• BBC Eyes Web-First Restructuring
    Within five years, The BBC will be completely repositioned as a Web-first media broadcaster. So, Matthew Postgate, the BBC’s technology chief, tells the Financial Times. “It’s my job over the next five years to put in place the production foundations to be Internet first,” he said Media groups “are going to have to learn lessons if they’re going to be in a position to compete with organisations that were born in the digital age.” 
  • Vox Media Buys OpBandit For Data Insights
    To better understand its readership and their consumptive behavior, Vox Media has acquired the data specialists at OpBandit. “OpBandit tracks information about readers and their behaviour and uses it to determine the best content to show them on a publisher’s site,” The Financial Times reports. “It allows us to be a much smarter publisher,” according to Trei Brundrett, chief product officer at Vox. 

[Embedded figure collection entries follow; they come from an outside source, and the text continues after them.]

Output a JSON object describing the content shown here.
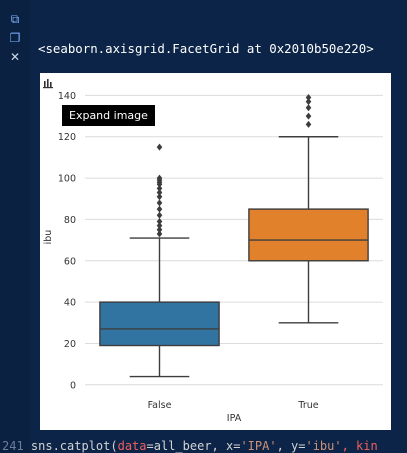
{
  "toolbar": {
    "icons": [
      "cell-toggle-icon",
      "copy-icon",
      "close-icon"
    ],
    "cell_glyph": "⧉",
    "copy_glyph": "❐",
    "close_glyph": "✕"
  },
  "output": {
    "repr_text": "<seaborn.axisgrid.FacetGrid at 0x2010b50e220>",
    "tooltip": "Expand image"
  },
  "code": {
    "line_number": "241",
    "text_before": " sns.catplot(",
    "data_kw": "data",
    "data_val": "=all_beer,",
    "x_kw": " x=",
    "x_val": "'IPA'",
    "sep": ", ",
    "y_kw": "y=",
    "y_val": "'ibu'",
    "kind_kw": ", kin"
  },
  "colors": {
    "false_box": "#3274a1",
    "true_box": "#e1812c",
    "line": "#3d3d3d",
    "grid": "#dcdcdc"
  },
  "chart_data": {
    "type": "box",
    "categories": [
      "False",
      "True"
    ],
    "xlabel": "IPA",
    "ylabel": "ibu",
    "ylim": [
      -3,
      146
    ],
    "yticks": [
      0,
      20,
      40,
      60,
      80,
      100,
      120,
      140
    ],
    "grid": true,
    "boxes": [
      {
        "category": "False",
        "whisker_low": 4,
        "q1": 19,
        "median": 27,
        "q3": 40,
        "whisker_high": 71,
        "outliers": [
          73,
          75,
          77,
          79,
          82,
          85,
          88,
          91,
          93,
          95,
          97,
          98,
          99,
          100,
          115
        ]
      },
      {
        "category": "True",
        "whisker_low": 30,
        "q1": 60,
        "median": 70,
        "q3": 85,
        "whisker_high": 120,
        "outliers": [
          126,
          130,
          134,
          137,
          139
        ]
      }
    ]
  }
}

  • Funny Or Die Goes To Washington
    Ahead of the next presidential election, Funny or Die is coming to Washington. “The comedy Web site responsible for getting President Obama between two ferns is opening a Washington outpost,” The Washington Post reports. “Funny or Die’s new D.C. office will be helmed by Brad Jenkins, who was a leading liaison between Hollywood and 1600 Pennsylvania as an associate director in the White House Office of Public Engagement.” 
  • Upstarts Trying To Unseat Craigslist
    Bloomberg Businessweek checks out a few startups trying to take on Craigslist and its control of the online classifieds market. There’s VarageSale, which just raised $34 million from venture funds Sequoia Capital and Lightspeed Venture Partners. “OfferUp, another marketplace that, like VarageSale, focuses on tailoring its interface for smartphones, has raised more than $60 million from venture firm Andreessen Horowitz.” 
  • Obama Authorizes Targeted Sanctions To Fight Cyberattacks
    Determined to protect U.S. businesses and consumers from foreign cyberattacks, President Obama just signed an executive order allowing for targeting sanctions. The order establishes “the first sanctions program to allow the administration to impose penalties on individuals overseas who engage in destructive attacks or commercial espionage in cyberspace,” The Washington Post reports.